Коридор был слишком узок, и, проходя мимо, он задел меня своим огромным телом. В эту минуту мне показалось, что он хотел заговорить со мной, чего с ним не случалось с тех пор, как я хотел его ударить. Но он подавил это желание, так и не разжав свои огромные рыхлые губы. И только в глазах его, заплывших жиром, в его таких светлых, почти бесцветных глазах появилось невероятно жестокое выражение.
Невольно я оперся о дверь метиски, ко всему готовый.
Ненужный рефлекс. Ван Бек дошел до конца коридора, не обернувшись, и там исчез.
Я вышел на палубу. Не знаю, сколько времени я там провел, шагая, останавливаясь, снова возобновляя хождение.
Порой в тумане, таком же, какой окутывал море ночью, со щемящей точностью я видел метиску. Она лежала в тесной каюте. Она не спала. Ее округлые, точеные руки были подложены под голову, груди полуобнажены, как только что, когда Боб подмял ее под себя.
Конечно, она сожалела об этой минуте. Она, наверное, кричала, сопротивлялась, но не для того ли, чтобы затем отдаться? Разве не были мы с Бобом уверены, что каждая женщина хочет, чтобы ее брали силой?
У меня помутилось в глазах. Я оперся о релинг.
Внезапно, словно речь шла о моей жизни, я кинулся в обеденный зал.
Я почувствовал, что мне требуется отвлекающее средство, любое и немедленно. Иначе бы я выломал дверь каюты, в которой, я видел, видел, словно наяву, метиска ждала, призывала к насилию. Тогда никакая сила не помешала бы мне растерзать ее тело.
Сэр Арчибальд, должно быть, решил, что я сошел с ума. Я схватил его за плечи, почувствовав под одеждой хрупкие кости, встряхнул его и выкрикнул:
– Покер!.. Быстро!
– Но… но… лейтенант… послушайте… Нас только двое, – пролепетал он, ошалев от моей напористости.
Я встряхнул его сильнее, крича:
– Ну и что! Я хочу играть!
– А ваш товарищ?
– К черту! Я хочу играть без него.
Думаю, чтобы утолить жажду игры, сэр Арчибальд согласился бы взять в партнеры беглого или прокаженного. Если он и задумался на минуту, то не о моем состоянии, а о том, как этим воспользоваться.

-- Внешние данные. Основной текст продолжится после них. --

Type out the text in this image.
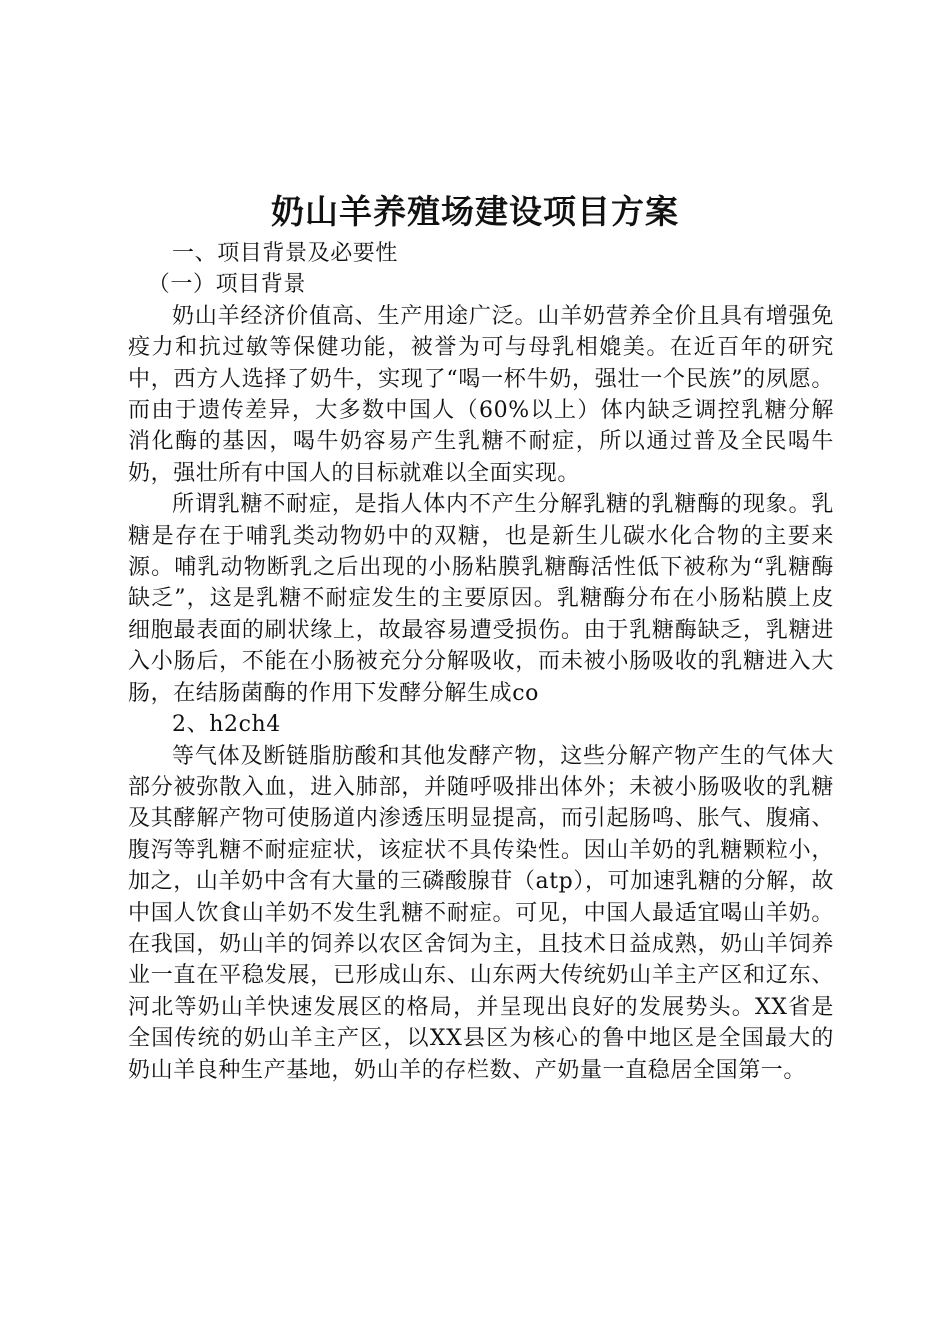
奶山羊养殖场建设项目方案

一、项目背景及必要性

（一）项目背景

奶山羊经济价值高、生产用途广泛。山羊奶营养全价且具有增强免疫力和抗过敏等保健功能，被誉为可与母乳相媲美。在近百年的研究中，西方人选择了奶牛，实现了“喝一杯牛奶，强壮一个民族”的夙愿。而由于遗传差异，大多数中国人（60%以上）体内缺乏调控乳糖分解消化酶的基因，喝牛奶容易产生乳糖不耐症，所以通过普及全民喝牛奶，强壮所有中国人的目标就难以全面实现。

所谓乳糖不耐症，是指人体内不产生分解乳糖的乳糖酶的现象。乳糖是存在于哺乳类动物奶中的双糖，也是新生儿碳水化合物的主要来源。哺乳动物断乳之后出现的小肠粘膜乳糖酶活性低下被称为“乳糖酶缺乏”，这是乳糖不耐症发生的主要原因。乳糖酶分布在小肠粘膜上皮细胞最表面的刷状缘上，故最容易遭受损伤。由于乳糖酶缺乏，乳糖进入小肠后，不能在小肠被充分分解吸收，而未被小肠吸收的乳糖进入大肠，在结肠菌酶的作用下发酵分解生成co

2、h2ch4

等气体及断链脂肪酸和其他发酵产物，这些分解产物产生的气体大部分被弥散入血，进入肺部，并随呼吸排出体外；未被小肠吸收的乳糖及其酵解产物可使肠道内渗透压明显提高，而引起肠鸣、胀气、腹痛、腹泻等乳糖不耐症症状，该症状不具传染性。因山羊奶的乳糖颗粒小，加之，山羊奶中含有大量的三磷酸腺苷（atp），可加速乳糖的分解，故中国人饮食山羊奶不发生乳糖不耐症。可见，中国人最适宜喝山羊奶。在我国，奶山羊的饲养以农区舍饲为主，且技术日益成熟，奶山羊饲养业一直在平稳发展，已形成山东、山东两大传统奶山羊主产区和辽东、河北等奶山羊快速发展区的格局，并呈现出良好的发展势头。XX省是全国传统的奶山羊主产区，以XX县区为核心的鲁中地区是全国最大的奶山羊良种生产基地，奶山羊的存栏数、产奶量一直稳居全国第一。
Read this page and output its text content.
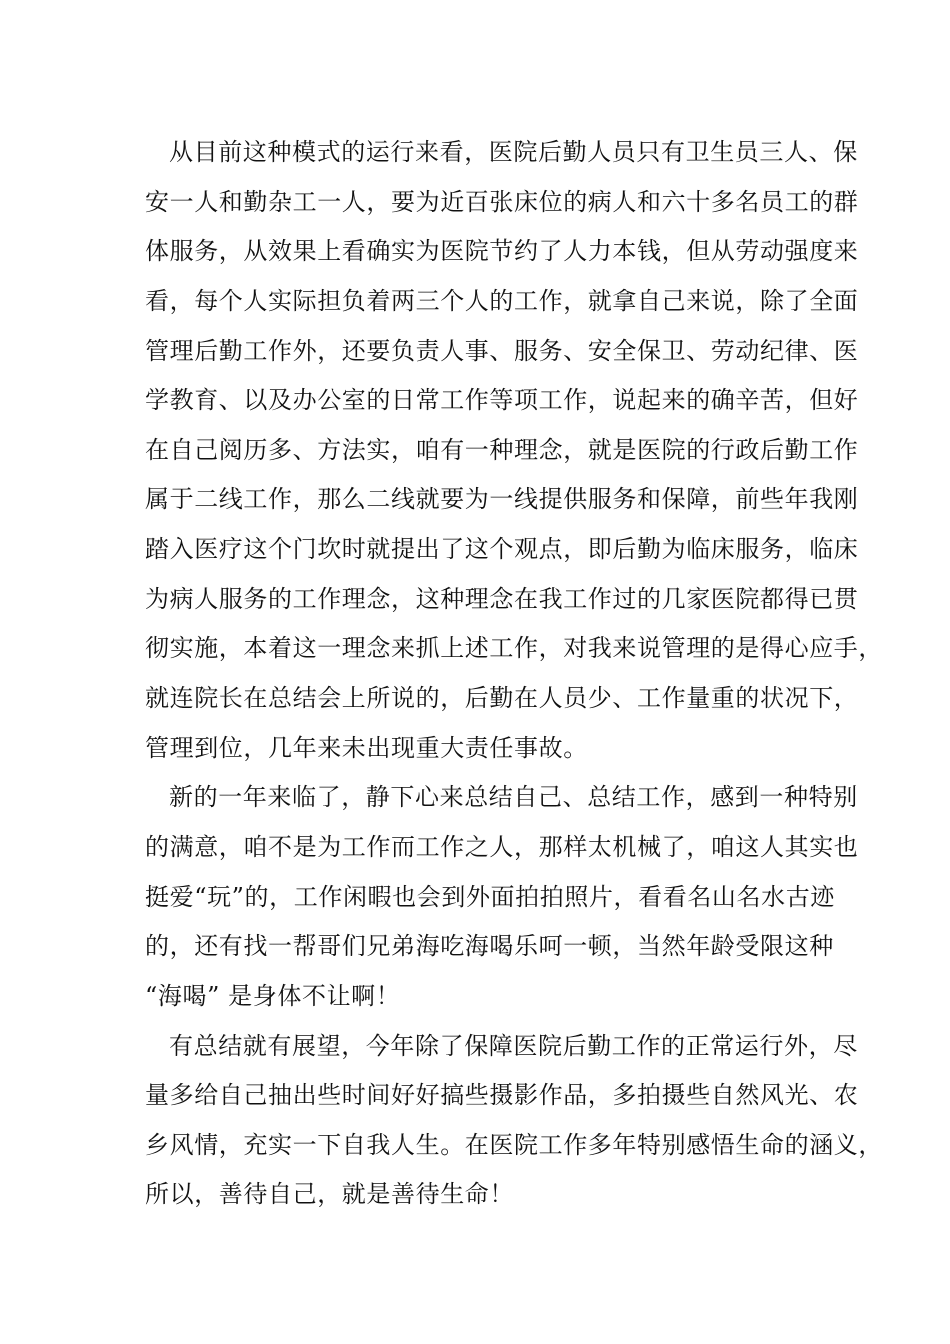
从目前这种模式的运行来看，医院后勤人员只有卫生员三人、保
安一人和勤杂工一人，要为近百张床位的病人和六十多名员工的群
体服务，从效果上看确实为医院节约了人力本钱，但从劳动强度来
看，每个人实际担负着两三个人的工作，就拿自己来说，除了全面
管理后勤工作外，还要负责人事、服务、安全保卫、劳动纪律、医
学教育、以及办公室的日常工作等项工作，说起来的确辛苦，但好
在自己阅历多、方法实，咱有一种理念，就是医院的行政后勤工作
属于二线工作，那么二线就要为一线提供服务和保障，前些年我刚
踏入医疗这个门坎时就提出了这个观点，即后勤为临床服务，临床
为病人服务的工作理念，这种理念在我工作过的几家医院都得已贯
彻实施，本着这一理念来抓上述工作，对我来说管理的是得心应手，
就连院长在总结会上所说的，后勤在人员少、工作量重的状况下，
管理到位，几年来未出现重大责任事故。
新的一年来临了，静下心来总结自己、总结工作，感到一种特别
的满意，咱不是为工作而工作之人，那样太机械了，咱这人其实也
挺爱“玩”的，工作闲暇也会到外面拍拍照片，看看名山名水古迹
的，还有找一帮哥们兄弟海吃海喝乐呵一顿，当然年龄受限这种
“海喝” 是身体不让啊！
有总结就有展望，今年除了保障医院后勤工作的正常运行外，尽
量多给自己抽出些时间好好搞些摄影作品，多拍摄些自然风光、农
乡风情，充实一下自我人生。在医院工作多年特别感悟生命的涵义，
所以，善待自己，就是善待生命！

– Покер вдвоем – это не только странно, лейтенант, – наконец молвил он назидательно, – но и неправильно. Но в кости мы смогли бы сразиться. Подходит?
Сейчас я разыграл бы даже в орлянку все свое состояние, если б имел его.
Я приказал бою дать нам стаканчик с костями, коктейль с шампанским и виски.
Я знал только два средства заставить замолчать сэра Арчибальда – Ван Бек и игра. Колосс повергал его в тягостное, болезненное молчание, зато инструменты удачи сэр Арчибальд держал в руках с наслаждением. На его бескровном лице постепенно проступила легкая краска, губы начали взволнованно подрагивать: поистине он пребывал в сильном возбуждении.
Мы играли допоздна.
Монотонность игры в кости и постоянная неудача наконец утомили меня.